I hate that everything triggers me
I am very mentally ill. From march-july I had rarely left my bed at all and dove headfirst into anything that could distract me/give me dopamine (weed edibles, c.ai, anime, junk food, music) I basically lost all sense of myself and I didn't even notice for so long until I began trying to break all those habits and I started having bad panic attacks.
It's been a few months since then and I have MDD, DPDR and my OCD has flaired up severely. I have been taking Trintellix for a little over 3 months now and I see a therapist every second week.
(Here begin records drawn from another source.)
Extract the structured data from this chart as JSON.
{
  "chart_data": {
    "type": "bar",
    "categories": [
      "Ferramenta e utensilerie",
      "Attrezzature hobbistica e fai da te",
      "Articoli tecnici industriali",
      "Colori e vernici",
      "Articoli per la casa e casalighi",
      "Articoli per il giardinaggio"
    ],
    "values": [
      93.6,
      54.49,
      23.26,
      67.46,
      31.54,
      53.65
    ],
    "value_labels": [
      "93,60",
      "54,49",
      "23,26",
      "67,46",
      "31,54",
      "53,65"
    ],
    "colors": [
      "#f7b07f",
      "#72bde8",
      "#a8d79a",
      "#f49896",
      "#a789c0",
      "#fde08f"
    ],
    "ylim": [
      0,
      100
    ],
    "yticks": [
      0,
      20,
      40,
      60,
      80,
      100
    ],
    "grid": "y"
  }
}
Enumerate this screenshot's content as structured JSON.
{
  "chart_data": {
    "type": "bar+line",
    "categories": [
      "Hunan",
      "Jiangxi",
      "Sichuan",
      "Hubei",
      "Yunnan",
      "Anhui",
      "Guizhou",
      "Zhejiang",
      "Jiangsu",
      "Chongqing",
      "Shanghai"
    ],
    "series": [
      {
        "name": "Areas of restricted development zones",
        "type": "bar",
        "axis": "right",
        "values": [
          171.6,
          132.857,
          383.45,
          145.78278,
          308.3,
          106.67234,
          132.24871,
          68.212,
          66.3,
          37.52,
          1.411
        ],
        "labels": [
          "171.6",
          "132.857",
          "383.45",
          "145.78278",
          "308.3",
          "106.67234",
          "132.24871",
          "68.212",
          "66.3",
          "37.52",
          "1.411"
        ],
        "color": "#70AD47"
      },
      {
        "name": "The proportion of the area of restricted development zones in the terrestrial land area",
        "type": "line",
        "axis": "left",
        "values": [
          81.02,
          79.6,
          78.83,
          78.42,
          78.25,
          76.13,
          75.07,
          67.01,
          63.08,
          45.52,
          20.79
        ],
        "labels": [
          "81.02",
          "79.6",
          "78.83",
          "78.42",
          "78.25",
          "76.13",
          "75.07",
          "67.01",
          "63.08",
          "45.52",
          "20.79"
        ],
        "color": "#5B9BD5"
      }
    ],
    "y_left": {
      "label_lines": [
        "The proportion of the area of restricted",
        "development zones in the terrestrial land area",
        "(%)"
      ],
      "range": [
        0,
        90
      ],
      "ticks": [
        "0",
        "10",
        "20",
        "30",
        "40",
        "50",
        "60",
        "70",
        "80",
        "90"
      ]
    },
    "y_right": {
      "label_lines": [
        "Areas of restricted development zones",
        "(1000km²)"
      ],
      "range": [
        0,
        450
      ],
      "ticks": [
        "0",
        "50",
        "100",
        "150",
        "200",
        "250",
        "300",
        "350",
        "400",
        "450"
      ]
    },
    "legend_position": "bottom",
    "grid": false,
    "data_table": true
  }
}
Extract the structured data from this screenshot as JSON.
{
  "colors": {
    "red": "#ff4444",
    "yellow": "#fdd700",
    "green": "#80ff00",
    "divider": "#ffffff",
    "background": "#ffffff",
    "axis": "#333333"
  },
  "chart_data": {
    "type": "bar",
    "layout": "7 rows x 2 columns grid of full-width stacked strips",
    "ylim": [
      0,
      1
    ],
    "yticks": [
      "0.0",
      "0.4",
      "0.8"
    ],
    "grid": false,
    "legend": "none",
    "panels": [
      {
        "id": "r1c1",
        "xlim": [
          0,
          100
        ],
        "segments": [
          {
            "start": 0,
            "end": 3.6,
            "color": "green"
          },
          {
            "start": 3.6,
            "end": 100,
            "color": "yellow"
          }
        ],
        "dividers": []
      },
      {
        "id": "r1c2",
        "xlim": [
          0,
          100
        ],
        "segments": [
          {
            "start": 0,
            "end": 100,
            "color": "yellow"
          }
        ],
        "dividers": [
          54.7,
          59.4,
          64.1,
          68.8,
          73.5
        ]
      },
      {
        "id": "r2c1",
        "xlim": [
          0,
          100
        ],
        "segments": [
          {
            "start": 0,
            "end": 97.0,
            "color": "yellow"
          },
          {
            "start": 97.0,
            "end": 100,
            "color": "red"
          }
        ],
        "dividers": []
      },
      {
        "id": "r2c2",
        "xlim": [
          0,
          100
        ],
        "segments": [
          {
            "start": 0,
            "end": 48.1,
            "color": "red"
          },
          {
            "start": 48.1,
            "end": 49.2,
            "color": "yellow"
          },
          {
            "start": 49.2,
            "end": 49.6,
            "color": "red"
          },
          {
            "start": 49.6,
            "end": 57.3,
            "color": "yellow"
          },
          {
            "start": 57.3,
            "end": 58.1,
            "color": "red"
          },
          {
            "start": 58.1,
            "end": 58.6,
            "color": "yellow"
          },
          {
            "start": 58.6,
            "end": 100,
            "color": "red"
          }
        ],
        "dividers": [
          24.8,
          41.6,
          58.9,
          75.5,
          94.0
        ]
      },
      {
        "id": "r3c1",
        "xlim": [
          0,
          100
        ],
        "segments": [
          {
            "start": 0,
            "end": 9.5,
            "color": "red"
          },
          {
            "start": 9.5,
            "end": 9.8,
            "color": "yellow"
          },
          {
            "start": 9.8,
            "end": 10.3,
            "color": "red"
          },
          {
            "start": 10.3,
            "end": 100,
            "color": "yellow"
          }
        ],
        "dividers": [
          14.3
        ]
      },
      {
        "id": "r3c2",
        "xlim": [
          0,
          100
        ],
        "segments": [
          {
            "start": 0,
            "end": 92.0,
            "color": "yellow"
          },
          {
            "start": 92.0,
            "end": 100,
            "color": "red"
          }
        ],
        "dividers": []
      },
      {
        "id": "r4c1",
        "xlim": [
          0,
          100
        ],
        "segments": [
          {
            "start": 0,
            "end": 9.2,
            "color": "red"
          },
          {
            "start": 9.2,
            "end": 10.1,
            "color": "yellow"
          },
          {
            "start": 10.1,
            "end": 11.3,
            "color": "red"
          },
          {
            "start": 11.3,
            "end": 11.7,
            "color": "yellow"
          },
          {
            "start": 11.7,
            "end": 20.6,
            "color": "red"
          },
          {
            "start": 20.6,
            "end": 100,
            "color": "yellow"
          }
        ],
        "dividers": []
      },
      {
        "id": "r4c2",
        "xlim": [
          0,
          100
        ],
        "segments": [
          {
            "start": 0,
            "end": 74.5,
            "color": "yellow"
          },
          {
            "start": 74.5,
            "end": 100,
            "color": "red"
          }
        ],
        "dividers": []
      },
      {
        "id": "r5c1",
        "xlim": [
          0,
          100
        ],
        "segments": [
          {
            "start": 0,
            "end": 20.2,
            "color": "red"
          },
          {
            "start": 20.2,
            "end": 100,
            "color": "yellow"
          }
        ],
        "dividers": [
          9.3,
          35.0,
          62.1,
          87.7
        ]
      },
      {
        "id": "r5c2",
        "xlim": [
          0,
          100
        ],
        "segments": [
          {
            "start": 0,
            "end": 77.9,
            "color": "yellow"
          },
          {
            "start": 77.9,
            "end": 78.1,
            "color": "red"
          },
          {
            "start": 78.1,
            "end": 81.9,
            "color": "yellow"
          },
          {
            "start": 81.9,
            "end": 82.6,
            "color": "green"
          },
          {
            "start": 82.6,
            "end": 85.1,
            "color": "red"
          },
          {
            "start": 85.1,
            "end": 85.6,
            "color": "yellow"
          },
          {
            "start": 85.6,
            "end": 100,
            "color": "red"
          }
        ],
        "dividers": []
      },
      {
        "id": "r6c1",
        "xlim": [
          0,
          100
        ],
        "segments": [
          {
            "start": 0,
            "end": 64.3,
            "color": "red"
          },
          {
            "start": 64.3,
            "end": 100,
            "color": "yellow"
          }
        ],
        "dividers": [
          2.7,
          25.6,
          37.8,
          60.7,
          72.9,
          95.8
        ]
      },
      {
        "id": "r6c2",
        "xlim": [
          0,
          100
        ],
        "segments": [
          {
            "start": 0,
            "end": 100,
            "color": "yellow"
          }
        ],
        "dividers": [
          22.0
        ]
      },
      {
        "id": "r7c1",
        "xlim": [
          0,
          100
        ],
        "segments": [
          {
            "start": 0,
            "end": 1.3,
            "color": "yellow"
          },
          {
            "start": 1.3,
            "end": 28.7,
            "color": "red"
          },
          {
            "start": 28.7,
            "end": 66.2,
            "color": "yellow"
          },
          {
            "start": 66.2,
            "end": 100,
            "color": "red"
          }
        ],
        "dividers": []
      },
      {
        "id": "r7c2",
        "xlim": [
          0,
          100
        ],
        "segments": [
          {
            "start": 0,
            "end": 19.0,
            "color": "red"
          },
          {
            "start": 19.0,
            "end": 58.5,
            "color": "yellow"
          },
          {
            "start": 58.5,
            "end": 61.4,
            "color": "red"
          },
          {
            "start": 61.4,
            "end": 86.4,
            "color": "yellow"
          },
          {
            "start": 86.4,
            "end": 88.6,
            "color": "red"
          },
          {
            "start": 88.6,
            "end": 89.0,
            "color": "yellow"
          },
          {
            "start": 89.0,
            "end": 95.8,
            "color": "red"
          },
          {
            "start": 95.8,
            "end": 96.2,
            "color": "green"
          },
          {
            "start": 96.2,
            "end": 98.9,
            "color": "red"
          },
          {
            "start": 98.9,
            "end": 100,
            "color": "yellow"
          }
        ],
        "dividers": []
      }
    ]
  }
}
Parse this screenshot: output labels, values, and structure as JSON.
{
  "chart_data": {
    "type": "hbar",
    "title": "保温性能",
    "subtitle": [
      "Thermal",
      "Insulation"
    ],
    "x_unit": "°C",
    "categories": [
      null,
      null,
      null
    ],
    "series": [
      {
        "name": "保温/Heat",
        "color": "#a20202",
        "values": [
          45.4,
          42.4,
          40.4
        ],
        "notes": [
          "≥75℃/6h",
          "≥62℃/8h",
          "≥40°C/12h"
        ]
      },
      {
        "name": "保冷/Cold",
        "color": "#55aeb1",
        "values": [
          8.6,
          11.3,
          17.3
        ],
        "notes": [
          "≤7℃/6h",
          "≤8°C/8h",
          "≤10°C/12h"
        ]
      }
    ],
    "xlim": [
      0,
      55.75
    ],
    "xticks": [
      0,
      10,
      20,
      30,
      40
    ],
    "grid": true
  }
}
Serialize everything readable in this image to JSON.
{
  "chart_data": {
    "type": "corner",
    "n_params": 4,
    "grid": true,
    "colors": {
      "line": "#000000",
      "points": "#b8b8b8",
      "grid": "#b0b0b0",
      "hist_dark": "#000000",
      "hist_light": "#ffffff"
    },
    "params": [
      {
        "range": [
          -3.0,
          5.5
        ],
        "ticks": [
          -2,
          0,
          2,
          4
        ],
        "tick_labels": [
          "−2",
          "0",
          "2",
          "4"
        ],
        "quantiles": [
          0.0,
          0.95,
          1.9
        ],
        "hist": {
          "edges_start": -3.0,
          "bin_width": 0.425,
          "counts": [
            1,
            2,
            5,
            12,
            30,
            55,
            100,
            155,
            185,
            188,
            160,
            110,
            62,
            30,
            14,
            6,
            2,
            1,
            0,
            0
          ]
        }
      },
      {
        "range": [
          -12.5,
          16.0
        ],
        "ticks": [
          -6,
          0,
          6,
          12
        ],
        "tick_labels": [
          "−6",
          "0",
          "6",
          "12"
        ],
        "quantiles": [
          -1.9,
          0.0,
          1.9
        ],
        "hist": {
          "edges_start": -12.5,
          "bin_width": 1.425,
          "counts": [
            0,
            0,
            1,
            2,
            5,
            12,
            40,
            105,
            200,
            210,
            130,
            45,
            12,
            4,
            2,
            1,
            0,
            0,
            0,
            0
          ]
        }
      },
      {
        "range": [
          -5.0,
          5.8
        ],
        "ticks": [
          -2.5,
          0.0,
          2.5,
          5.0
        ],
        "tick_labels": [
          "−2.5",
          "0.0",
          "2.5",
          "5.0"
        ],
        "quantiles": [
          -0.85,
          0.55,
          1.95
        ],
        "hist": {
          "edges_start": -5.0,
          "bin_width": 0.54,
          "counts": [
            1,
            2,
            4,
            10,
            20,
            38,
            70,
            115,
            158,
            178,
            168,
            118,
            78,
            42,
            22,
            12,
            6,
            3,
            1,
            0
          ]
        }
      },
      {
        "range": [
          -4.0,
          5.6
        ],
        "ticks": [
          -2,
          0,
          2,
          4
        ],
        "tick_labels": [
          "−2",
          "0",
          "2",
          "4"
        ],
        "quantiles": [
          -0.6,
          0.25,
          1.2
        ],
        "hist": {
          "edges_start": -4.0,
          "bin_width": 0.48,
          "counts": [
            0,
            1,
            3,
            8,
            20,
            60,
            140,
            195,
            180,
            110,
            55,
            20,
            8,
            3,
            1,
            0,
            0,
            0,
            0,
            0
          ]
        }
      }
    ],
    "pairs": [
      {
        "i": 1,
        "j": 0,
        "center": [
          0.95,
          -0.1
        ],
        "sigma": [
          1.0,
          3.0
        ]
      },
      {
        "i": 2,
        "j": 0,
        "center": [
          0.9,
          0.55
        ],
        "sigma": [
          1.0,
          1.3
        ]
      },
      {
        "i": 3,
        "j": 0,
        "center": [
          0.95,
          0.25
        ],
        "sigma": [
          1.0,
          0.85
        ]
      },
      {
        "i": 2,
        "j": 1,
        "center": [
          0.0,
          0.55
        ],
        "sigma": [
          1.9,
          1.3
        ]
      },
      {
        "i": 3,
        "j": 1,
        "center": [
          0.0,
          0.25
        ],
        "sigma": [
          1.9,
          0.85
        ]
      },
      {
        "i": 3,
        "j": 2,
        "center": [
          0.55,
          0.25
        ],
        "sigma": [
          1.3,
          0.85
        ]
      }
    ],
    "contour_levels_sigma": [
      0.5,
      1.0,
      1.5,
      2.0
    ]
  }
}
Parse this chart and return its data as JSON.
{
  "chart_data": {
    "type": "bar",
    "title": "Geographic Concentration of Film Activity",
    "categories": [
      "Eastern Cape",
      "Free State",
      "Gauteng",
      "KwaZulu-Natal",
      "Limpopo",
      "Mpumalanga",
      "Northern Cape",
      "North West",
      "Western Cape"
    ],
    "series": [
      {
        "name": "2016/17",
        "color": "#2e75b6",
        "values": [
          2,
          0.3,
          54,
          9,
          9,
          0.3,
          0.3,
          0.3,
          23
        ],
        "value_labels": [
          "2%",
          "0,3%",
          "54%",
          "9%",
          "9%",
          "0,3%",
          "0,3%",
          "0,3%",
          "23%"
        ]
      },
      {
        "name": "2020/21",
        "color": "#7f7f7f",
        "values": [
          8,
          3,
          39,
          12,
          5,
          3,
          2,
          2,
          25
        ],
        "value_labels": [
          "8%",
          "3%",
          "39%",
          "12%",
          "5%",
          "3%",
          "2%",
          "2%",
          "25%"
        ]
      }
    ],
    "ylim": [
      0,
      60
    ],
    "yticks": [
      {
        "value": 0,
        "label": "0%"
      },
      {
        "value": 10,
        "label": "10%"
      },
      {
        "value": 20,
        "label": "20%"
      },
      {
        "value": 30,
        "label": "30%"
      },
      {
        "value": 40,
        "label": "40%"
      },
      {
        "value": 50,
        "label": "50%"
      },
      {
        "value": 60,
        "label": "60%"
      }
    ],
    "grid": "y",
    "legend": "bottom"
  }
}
I'm slowly making progress. I just hate how easily I get triggered... For example my dad smokes weed occasionally and when I smell it it makes me ruminate on when I used to use it and I feel dizzy and anxious. Sometimes I think of characters I would talk to on c.ai and that also causes feelings of shame and unease. I can't listen to rap music anymore because that is primarly what I listened to when I was in a rut.
I just don't know how to navigate this. My therapist explained that it's like if someone smells lavender before getting hit by a car, they will associate lavender with that incident. Basically my brain is doing that with all these things. I know some of these things were definitely horrible for my mental well being (the weed and c.ai) so I don't wanna be around it again but I wish just hearing about it or seeing it wouldn't bother me so much.
Long story short, I just want to reach out to see if anyone has had a similar experience? And if so is there anyway to just overcome it with time? Thanks for reading.